• cancer;
  • glottic;
  • laser;
  • T1 ;
  • T2



CO2 transoral laser surgery and radiotherapy are both recognized as acceptable treatments for early glottic squamous cell carcinoma (SCC) with similar rates of cure. The reasons why some of the patients in our series undergoing laser resection as their primary modality of treatment subsequently underwent radiotherapy or chemoradiotherapy will be discussed.


Retrospective study between January 2003 and August 2010 of all T1 and T2 glottic SCCs treated with laser resection at a major tertiary centre. Tis lesions were excluded. A review of the cases in which primary control with laser resection was not achieved was undertaken. Failure was defined as patients treated initially with laser resection who subsequently received radiotherapy, combined chemoradiotherapy or open surgery for the same tumour. Factors leading to failure were analysed, including tumour location, histology, stage and patient factors.


Thirty-one patients were identified, with the majority (27) having T1 disease. Mean number of laser excisions per patient was 1.7. Local control rate was 71% with laser alone. One patient had nodal recurrence with no primary recurrence. Mean follow-up was 32 months.

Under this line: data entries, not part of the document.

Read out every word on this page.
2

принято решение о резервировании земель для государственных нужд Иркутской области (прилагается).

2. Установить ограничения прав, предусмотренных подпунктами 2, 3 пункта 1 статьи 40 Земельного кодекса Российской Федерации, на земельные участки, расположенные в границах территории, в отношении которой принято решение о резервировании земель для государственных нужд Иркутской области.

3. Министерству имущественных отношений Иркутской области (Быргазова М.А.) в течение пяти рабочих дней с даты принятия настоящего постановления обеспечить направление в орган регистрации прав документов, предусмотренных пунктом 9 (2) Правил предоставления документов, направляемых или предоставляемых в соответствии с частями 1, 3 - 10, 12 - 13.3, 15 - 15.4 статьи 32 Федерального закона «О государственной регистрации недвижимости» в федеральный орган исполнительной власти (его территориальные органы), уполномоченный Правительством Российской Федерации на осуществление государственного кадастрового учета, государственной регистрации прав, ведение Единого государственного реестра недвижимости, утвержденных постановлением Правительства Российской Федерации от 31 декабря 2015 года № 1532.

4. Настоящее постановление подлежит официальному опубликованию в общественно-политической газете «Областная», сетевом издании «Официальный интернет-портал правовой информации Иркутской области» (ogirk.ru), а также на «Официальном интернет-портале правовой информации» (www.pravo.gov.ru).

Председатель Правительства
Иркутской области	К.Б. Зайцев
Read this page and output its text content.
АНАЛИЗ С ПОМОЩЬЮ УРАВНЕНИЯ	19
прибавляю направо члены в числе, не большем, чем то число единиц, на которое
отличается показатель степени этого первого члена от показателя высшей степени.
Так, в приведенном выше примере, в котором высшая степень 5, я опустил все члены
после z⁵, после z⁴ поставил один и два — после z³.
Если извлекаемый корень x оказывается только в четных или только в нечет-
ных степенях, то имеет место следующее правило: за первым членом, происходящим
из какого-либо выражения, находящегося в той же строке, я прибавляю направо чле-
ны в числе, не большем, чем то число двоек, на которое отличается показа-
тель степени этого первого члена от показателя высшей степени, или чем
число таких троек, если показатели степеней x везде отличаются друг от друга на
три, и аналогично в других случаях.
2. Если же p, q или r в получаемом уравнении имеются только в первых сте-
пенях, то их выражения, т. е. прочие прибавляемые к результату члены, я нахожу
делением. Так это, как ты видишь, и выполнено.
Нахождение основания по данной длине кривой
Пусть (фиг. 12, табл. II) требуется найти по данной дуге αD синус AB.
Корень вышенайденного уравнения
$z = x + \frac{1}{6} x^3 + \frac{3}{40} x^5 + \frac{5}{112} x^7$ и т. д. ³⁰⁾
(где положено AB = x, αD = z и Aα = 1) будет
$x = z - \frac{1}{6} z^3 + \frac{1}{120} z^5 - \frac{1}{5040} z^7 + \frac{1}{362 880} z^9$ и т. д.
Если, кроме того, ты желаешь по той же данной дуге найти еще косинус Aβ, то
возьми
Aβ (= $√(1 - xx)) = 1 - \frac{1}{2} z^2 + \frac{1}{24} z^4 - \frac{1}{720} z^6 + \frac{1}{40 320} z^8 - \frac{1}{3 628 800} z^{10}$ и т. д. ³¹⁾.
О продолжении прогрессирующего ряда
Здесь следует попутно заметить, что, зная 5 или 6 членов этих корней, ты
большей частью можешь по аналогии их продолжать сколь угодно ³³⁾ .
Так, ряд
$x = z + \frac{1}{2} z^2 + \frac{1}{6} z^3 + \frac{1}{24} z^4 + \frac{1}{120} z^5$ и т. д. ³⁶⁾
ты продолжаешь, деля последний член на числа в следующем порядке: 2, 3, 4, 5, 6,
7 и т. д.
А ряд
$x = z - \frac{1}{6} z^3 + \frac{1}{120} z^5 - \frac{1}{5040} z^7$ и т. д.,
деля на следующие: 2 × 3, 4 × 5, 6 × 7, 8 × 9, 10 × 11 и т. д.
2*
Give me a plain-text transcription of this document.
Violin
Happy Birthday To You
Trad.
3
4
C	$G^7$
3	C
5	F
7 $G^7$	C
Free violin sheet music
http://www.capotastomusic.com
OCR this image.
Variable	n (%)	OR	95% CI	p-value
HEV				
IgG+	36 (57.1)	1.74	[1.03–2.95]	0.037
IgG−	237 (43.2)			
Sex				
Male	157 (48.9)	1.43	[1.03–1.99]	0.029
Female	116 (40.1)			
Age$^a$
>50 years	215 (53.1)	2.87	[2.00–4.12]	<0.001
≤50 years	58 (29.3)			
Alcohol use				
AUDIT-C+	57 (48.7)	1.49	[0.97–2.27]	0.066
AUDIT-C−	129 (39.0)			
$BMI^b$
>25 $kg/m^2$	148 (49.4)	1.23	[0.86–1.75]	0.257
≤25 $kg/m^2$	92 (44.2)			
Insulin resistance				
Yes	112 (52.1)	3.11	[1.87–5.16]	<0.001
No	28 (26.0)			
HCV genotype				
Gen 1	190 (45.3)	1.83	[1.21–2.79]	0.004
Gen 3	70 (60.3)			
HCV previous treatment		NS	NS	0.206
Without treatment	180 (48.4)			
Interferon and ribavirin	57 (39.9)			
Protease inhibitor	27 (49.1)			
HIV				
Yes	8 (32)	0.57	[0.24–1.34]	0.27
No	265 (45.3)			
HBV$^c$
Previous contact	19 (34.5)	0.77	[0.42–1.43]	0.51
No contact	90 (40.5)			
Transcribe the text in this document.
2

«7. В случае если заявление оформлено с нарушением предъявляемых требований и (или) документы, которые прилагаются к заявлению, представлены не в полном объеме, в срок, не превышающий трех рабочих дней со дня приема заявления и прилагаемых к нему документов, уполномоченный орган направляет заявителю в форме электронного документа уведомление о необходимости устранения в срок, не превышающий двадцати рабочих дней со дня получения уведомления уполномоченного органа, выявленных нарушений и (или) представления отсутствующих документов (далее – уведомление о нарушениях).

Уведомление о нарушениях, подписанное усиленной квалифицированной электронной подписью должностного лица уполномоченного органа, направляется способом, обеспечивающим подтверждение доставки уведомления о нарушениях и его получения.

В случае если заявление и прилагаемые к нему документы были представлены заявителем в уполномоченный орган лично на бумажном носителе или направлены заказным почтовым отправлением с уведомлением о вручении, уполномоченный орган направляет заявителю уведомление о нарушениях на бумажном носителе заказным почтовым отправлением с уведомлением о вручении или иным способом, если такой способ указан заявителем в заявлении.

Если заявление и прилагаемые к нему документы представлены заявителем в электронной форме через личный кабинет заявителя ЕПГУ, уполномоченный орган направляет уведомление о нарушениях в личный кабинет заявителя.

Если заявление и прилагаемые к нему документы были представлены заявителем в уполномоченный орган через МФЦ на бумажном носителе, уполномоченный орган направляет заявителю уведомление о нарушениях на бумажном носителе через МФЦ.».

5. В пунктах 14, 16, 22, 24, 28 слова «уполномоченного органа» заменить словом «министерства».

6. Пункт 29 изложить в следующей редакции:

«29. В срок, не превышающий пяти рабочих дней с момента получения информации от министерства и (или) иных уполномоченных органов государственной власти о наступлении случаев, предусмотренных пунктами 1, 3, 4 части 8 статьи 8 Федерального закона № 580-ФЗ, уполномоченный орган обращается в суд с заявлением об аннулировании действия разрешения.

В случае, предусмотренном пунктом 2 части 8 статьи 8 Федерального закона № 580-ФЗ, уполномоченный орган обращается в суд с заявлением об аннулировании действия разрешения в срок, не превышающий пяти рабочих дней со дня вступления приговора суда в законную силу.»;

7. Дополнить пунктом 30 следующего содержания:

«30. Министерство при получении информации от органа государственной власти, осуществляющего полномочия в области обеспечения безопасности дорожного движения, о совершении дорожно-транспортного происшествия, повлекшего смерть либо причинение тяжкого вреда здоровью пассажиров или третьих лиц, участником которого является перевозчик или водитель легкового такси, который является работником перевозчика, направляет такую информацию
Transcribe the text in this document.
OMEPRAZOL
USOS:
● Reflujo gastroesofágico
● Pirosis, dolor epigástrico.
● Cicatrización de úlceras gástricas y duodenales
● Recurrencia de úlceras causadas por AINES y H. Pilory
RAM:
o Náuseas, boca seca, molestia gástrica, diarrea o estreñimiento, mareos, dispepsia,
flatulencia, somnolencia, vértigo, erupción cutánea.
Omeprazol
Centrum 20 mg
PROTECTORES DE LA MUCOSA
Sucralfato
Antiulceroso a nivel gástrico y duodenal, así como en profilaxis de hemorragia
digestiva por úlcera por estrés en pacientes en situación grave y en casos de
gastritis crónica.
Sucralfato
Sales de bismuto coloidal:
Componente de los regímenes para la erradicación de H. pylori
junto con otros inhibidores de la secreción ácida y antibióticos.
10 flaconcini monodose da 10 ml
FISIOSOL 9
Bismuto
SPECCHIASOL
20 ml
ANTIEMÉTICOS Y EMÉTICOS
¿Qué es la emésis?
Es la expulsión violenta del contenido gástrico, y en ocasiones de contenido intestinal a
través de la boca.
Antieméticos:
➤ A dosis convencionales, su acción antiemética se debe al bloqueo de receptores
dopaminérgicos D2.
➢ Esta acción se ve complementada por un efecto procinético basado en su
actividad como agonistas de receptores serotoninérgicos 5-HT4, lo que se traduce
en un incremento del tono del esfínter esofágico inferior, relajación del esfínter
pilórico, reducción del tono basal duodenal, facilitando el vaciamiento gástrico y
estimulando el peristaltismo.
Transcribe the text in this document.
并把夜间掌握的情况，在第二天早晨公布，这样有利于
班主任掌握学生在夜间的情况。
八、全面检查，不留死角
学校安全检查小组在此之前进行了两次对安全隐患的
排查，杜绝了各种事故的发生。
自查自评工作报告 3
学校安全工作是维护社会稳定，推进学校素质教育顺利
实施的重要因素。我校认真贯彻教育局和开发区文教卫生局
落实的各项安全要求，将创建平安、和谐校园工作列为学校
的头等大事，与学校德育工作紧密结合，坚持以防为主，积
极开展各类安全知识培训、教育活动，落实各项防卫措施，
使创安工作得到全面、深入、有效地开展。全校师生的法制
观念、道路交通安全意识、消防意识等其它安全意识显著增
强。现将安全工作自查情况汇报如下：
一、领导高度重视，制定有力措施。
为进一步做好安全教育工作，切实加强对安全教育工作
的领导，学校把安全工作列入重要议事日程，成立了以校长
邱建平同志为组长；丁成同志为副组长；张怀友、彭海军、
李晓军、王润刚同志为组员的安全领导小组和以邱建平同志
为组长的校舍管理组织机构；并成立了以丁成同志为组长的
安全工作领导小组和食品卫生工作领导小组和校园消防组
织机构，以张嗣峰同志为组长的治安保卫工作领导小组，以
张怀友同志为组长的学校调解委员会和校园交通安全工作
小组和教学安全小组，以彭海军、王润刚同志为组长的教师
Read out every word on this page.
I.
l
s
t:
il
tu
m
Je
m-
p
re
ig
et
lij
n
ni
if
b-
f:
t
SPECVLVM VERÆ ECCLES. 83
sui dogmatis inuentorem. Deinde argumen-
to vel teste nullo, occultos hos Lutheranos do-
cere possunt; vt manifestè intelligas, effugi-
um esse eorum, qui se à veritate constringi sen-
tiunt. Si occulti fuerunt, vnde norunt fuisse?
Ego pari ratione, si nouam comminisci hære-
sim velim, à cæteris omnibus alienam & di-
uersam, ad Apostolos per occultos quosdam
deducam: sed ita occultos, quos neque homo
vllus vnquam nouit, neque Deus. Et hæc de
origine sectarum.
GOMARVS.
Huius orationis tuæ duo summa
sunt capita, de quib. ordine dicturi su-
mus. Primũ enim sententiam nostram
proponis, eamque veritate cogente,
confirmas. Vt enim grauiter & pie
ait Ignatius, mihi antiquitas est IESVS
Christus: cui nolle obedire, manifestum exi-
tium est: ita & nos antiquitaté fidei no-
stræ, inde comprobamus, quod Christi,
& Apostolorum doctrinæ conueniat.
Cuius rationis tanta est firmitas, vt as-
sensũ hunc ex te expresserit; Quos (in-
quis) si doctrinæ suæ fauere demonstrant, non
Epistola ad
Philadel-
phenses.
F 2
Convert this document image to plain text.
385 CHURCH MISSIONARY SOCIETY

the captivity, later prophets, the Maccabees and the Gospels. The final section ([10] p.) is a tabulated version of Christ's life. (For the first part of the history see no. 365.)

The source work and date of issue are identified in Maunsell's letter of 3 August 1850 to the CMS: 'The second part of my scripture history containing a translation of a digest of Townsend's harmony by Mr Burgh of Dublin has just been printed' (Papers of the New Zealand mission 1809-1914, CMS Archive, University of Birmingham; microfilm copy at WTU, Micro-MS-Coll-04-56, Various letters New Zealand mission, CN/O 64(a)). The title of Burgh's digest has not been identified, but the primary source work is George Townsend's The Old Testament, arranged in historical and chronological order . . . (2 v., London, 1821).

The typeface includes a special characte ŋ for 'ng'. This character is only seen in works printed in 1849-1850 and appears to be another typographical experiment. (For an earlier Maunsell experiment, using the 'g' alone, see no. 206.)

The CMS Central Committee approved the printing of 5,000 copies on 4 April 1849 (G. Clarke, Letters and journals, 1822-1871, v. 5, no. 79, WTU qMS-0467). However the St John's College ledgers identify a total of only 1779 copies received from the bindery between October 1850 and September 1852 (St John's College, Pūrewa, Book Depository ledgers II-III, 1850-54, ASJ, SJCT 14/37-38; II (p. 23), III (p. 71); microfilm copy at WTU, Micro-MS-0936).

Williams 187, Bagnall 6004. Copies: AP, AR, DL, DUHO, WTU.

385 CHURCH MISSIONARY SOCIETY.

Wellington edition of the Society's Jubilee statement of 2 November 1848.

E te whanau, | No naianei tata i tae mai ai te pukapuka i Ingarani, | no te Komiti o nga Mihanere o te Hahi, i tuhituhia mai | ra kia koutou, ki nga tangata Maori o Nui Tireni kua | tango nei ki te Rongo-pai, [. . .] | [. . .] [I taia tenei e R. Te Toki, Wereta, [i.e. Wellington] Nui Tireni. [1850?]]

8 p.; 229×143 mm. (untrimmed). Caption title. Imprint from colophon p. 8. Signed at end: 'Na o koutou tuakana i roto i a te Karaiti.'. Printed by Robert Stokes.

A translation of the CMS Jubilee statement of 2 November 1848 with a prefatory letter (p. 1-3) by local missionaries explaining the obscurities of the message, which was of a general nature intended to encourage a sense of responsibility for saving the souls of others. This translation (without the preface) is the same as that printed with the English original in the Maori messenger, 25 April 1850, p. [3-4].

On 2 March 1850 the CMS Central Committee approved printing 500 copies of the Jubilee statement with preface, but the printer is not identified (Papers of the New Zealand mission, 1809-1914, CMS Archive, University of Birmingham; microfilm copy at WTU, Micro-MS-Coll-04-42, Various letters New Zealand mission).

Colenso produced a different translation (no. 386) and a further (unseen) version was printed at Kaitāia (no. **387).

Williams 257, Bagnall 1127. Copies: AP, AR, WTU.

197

Of the nine patients in whom local control was not achieved with laser alone, all had tumour at or crossing the anterior commissure. Four patients were deemed potentially curable with further excision but chose radiotherapy. Two patients were deemed appropriate for radiotherapy and chemoradiotherapy. Three patients had loco-regional recurrence and underwent laryngectomy. All had anterior commissure involvement.


Transoral laser excision is a safe, function-preserving treatment of early glottic SCC. Anterior commissure involvement was the major factor for potential failure with laser resection in T1 and T2 glottic tumours.